Region & Compatibility

Warlocked was released exclusively in North America (July 2000) — never released in Japan or Europe. Original copies are North America-region GBC cartridges only.

Maintenance Tips

Game Boy Color cartridges — the smaller, slightly translucent-shell format — use the same cleaning approach as original DMG carts: a cotton swab with 90% or higher isopropyl alcohol wiped along the contact row, allowed to dry fully before reinsertion. The GBC console's ABS plastic shell faces the same yellowing risk as the DMG when exposed to UV light over time. Notably, several GBC titles — most famously Pokémon Gold, Silver, and Crystal — include a real-time clock (RTC) circuit that runs continuously off a CR2025 coin cell. These batteries are now well over 25 years old; a dead RTC battery means time-based in-game events will not advance, even though the game itself will still load and save normally. This is a distinct issue from save data loss.

What to Watch Out For

Before buying, these are the points worth knowing — from someone who handles original Japanese Warlocked copies regularly.

Is this a region-free game? Will a Japanese Game Boy cartridge work on any Game Boy console?

Yes. The original Game Boy, Game Boy Pocket, and Game Boy Color have no hardware region lock — a Japanese cartridge plays on any Game Boy or Game Boy Color console worldwide without modification. The game itself is in Japanese, but the hardware accepts it freely. Game Boy Advance consoles are also backward-compatible with Game Boy and Game Boy Color cartridges and share this region-free status.

How should I clean a Game Boy cartridge?

Apply 90% or higher isopropyl alcohol to a cotton swab and gently wipe the gold-plated edge contacts on the base of the cartridge. Never blow into the cartridge — breath moisture accelerates contact corrosion. If the shell needs to be opened for deeper cleaning, Game Boy cartridges use 3.8mm security game bit screws. The contacts are small; clean with a gentle wiping motion rather than abrasive pressure.

Before You Buy

Things worth knowing before you buy Warlocked

A short checklist for buying a used Game Boy Color cartridge wisely — useful with any seller, anywhere.

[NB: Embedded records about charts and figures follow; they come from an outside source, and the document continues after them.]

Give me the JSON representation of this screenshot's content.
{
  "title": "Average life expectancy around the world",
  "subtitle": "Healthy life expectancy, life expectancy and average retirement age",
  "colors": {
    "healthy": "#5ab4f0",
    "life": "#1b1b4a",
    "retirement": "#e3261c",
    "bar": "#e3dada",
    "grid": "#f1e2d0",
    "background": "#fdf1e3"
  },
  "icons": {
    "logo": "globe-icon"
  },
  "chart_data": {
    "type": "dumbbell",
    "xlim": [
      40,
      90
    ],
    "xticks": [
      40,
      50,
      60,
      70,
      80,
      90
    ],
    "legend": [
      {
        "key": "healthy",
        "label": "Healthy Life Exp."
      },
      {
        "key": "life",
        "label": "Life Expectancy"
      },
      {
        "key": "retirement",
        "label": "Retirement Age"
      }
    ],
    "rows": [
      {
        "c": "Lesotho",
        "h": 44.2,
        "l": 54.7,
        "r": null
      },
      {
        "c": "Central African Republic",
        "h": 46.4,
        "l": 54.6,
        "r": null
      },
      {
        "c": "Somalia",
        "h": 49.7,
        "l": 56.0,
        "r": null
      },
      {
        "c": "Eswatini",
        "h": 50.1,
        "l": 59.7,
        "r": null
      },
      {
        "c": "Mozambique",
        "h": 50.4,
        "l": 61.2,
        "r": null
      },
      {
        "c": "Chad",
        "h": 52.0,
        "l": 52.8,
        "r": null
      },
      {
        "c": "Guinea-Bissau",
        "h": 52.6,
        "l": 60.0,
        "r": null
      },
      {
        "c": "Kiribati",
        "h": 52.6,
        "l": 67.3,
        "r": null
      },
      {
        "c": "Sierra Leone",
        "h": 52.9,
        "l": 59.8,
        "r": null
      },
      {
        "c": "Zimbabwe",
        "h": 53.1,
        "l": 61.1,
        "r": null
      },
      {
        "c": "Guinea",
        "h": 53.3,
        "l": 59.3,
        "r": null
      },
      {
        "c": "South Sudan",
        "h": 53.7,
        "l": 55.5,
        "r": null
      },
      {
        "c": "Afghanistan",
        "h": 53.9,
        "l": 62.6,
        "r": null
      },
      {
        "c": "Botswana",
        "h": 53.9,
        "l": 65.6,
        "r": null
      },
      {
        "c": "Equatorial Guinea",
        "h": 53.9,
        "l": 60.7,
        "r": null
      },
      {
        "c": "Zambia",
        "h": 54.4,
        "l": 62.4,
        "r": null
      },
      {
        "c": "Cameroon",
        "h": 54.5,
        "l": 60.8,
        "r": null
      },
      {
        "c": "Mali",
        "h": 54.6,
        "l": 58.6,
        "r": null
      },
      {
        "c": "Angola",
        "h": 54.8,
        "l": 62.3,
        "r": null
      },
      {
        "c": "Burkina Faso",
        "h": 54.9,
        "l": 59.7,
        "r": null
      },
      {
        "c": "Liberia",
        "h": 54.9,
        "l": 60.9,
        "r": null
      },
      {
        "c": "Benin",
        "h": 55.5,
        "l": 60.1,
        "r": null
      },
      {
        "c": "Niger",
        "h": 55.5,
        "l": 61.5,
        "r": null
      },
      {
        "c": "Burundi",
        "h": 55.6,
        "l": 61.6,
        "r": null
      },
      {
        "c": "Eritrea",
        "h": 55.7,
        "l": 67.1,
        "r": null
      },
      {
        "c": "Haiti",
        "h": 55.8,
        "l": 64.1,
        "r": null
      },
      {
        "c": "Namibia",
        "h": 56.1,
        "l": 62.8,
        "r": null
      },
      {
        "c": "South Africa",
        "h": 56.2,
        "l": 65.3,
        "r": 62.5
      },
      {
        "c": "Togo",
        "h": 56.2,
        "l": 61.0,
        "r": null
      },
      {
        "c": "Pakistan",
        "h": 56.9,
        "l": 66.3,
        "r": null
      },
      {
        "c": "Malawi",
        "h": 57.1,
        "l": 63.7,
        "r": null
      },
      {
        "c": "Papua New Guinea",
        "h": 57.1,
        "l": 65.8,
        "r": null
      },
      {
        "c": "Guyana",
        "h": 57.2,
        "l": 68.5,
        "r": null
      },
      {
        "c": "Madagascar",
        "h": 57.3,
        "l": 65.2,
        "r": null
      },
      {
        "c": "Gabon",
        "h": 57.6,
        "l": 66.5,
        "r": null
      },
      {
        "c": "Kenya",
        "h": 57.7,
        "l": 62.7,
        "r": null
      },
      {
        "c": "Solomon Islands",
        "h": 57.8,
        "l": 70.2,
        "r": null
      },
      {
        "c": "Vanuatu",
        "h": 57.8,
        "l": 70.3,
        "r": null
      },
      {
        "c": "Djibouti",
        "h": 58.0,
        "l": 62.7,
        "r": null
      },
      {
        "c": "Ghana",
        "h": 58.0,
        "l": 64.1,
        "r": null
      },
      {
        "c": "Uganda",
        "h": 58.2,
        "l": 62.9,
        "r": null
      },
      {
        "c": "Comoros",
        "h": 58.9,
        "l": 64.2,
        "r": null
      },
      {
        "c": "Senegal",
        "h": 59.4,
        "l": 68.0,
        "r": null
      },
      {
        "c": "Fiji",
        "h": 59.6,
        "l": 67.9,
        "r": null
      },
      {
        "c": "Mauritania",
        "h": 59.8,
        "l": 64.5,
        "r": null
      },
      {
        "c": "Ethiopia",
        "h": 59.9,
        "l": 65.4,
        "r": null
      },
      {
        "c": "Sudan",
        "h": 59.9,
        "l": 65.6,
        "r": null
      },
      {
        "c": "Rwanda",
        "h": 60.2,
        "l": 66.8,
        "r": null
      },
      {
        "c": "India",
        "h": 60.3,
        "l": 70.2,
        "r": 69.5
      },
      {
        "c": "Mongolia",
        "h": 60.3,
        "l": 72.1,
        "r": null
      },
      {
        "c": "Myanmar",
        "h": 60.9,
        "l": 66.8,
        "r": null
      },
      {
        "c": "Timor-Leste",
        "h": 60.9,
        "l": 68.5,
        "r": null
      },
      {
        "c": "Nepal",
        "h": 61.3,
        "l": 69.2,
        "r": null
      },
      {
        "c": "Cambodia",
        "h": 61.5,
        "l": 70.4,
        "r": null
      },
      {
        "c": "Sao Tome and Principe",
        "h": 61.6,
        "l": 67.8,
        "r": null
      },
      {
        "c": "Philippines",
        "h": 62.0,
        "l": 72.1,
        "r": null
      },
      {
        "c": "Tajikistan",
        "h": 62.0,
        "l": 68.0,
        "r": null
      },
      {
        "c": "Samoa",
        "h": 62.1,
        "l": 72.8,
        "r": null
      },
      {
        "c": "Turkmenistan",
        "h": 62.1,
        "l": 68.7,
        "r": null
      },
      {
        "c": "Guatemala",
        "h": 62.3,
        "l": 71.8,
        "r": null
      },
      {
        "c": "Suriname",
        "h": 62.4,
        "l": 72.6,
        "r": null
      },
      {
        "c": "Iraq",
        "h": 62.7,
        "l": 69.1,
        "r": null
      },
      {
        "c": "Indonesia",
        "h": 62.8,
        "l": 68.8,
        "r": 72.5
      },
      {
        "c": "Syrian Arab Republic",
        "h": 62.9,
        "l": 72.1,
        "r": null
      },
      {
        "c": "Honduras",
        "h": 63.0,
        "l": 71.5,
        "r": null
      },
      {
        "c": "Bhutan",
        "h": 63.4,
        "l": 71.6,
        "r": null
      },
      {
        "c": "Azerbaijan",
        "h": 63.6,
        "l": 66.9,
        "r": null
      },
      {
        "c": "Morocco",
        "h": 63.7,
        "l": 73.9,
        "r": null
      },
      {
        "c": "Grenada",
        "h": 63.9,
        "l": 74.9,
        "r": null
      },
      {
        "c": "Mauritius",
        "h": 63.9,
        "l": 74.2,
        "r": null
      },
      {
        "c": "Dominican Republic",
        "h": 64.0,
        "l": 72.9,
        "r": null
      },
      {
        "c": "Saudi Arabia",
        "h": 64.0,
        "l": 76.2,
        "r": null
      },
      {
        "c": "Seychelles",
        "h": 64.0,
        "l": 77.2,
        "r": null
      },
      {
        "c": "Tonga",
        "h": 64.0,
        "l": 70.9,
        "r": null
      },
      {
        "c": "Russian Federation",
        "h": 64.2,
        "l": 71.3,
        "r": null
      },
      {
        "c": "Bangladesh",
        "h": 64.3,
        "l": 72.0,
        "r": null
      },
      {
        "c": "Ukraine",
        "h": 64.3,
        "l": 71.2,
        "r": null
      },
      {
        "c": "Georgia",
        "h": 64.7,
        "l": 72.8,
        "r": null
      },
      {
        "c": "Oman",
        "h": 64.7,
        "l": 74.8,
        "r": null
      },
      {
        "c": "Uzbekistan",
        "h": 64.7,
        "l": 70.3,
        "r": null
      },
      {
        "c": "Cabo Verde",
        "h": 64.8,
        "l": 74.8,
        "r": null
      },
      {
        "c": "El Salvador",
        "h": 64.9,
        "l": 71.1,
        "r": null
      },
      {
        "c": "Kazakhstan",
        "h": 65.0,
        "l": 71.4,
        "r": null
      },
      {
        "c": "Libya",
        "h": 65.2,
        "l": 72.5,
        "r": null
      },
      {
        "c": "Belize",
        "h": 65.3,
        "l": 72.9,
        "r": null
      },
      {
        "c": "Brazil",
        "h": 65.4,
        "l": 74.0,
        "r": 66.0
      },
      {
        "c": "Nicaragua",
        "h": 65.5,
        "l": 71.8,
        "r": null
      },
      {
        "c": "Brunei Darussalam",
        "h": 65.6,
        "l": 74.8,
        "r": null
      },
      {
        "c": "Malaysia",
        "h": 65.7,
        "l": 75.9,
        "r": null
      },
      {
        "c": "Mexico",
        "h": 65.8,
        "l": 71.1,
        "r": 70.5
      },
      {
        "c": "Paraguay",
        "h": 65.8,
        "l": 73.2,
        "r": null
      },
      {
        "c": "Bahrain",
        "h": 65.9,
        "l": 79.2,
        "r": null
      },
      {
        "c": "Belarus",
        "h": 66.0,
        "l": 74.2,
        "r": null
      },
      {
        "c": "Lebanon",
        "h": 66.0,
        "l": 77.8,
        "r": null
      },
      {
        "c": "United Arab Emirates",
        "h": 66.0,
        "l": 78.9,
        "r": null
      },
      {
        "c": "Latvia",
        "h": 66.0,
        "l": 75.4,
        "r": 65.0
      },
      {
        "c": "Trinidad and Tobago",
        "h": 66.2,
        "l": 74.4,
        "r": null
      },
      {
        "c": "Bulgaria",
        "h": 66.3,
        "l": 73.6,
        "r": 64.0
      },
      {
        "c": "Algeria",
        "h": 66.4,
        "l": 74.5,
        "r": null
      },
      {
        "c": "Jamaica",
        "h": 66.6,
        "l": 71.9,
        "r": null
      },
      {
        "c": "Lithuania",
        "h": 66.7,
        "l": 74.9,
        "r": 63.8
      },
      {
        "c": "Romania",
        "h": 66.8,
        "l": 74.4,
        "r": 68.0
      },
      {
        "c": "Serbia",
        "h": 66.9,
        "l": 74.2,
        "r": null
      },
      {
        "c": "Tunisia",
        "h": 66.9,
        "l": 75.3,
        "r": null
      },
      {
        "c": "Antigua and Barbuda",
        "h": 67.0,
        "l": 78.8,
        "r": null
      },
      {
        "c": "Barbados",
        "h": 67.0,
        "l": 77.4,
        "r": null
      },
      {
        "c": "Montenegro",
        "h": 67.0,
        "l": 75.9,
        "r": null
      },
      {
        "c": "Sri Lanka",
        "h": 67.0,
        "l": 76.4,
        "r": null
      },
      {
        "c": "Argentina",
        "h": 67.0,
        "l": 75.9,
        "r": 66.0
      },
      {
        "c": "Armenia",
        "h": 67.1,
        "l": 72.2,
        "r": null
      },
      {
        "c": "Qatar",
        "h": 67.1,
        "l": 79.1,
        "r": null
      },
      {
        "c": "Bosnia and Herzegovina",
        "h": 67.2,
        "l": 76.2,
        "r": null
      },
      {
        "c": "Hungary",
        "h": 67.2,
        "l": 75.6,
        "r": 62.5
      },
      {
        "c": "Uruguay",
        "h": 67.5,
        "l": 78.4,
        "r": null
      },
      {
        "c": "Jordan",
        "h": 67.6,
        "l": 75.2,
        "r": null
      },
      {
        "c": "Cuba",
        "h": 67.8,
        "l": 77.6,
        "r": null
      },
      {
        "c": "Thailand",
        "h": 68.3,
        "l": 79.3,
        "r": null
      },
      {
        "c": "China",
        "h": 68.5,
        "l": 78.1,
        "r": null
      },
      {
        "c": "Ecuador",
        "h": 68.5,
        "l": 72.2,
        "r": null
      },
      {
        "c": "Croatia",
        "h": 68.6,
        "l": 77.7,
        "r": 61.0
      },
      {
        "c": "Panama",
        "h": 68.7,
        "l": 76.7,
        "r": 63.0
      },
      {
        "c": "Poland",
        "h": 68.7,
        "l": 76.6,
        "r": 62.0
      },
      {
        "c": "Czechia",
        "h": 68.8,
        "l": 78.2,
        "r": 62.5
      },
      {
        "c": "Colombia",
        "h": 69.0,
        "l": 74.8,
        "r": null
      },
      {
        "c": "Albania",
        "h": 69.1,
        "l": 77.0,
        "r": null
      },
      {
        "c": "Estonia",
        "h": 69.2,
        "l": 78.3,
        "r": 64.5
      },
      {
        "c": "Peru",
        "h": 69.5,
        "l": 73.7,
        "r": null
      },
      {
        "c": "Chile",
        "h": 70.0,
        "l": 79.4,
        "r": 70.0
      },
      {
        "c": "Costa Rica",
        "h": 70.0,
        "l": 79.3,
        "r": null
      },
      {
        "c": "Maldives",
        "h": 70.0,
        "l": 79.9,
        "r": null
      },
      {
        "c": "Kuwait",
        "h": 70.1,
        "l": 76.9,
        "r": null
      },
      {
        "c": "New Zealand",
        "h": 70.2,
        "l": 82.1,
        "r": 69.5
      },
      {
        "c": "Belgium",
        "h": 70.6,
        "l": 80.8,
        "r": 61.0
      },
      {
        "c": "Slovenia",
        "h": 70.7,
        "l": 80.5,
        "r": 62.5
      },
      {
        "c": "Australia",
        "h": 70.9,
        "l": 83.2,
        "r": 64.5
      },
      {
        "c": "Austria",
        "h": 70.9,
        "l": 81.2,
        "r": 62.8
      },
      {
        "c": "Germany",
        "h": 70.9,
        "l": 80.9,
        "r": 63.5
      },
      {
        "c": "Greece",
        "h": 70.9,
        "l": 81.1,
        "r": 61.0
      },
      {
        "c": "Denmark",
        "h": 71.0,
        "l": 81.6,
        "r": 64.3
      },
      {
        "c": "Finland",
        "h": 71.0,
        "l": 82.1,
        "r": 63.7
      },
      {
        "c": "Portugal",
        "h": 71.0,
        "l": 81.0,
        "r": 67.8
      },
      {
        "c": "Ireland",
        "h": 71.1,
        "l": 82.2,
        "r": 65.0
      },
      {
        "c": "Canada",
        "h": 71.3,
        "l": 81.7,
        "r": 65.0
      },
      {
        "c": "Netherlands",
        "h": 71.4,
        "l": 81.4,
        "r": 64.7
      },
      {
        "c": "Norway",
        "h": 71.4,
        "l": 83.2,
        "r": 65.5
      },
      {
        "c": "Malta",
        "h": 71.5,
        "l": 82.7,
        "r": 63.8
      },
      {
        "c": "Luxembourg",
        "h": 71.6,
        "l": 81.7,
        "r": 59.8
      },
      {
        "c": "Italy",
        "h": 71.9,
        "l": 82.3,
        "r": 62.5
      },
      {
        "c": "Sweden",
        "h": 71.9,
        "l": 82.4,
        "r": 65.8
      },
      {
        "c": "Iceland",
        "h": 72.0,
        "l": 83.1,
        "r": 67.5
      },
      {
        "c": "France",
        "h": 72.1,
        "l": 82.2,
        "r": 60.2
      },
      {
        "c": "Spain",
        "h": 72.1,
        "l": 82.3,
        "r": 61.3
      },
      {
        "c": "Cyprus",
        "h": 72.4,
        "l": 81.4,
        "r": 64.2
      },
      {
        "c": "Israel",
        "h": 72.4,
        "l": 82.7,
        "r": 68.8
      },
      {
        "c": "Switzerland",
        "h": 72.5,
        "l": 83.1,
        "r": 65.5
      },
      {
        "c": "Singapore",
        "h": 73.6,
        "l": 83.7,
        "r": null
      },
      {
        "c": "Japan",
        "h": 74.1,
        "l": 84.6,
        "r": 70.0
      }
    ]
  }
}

  1. Choose a seller who tests it before shipping

    A copy that has actually been powered on and checked is a known quantity. An untested one is a gamble you only settle after it arrives.

    Look for a seller who states it was function-tested and says what they confirmed. A serious seller can tell you exactly what was checked.

  2. Good news — Game Boy Color is region-free

    These cartridges are not region-locked, so a Japanese copy plays on any compatible Game Boy worldwide.

    Confirm whether the title is Color-only or also works on the original Game Boy.

  3. If this title saves your progress, check the battery

    Cartridges that save use a small coin-cell battery that fades over decades — a dead one wipes your save without warning.

    Ask the seller whether the save function was tested. Replacing the battery is possible, but doing so erases any existing save.

  4. Check that the contacts are clean

    Dirty edge contacts are the most common cause of startup and sound trouble in cartridges of this age.

    Choose a seller who cleans the contacts before shipping. A note that it was tested and cleaned means the basics were handled.

  5. Read the seller's reviews and return policy

    A 100% positive record across thousands of sales is close to a guarantee — packing, communication and problem-solving all work for everyone. A return policy protects you if something is off.

    Read the feedback and confirm a clear return window before you buy.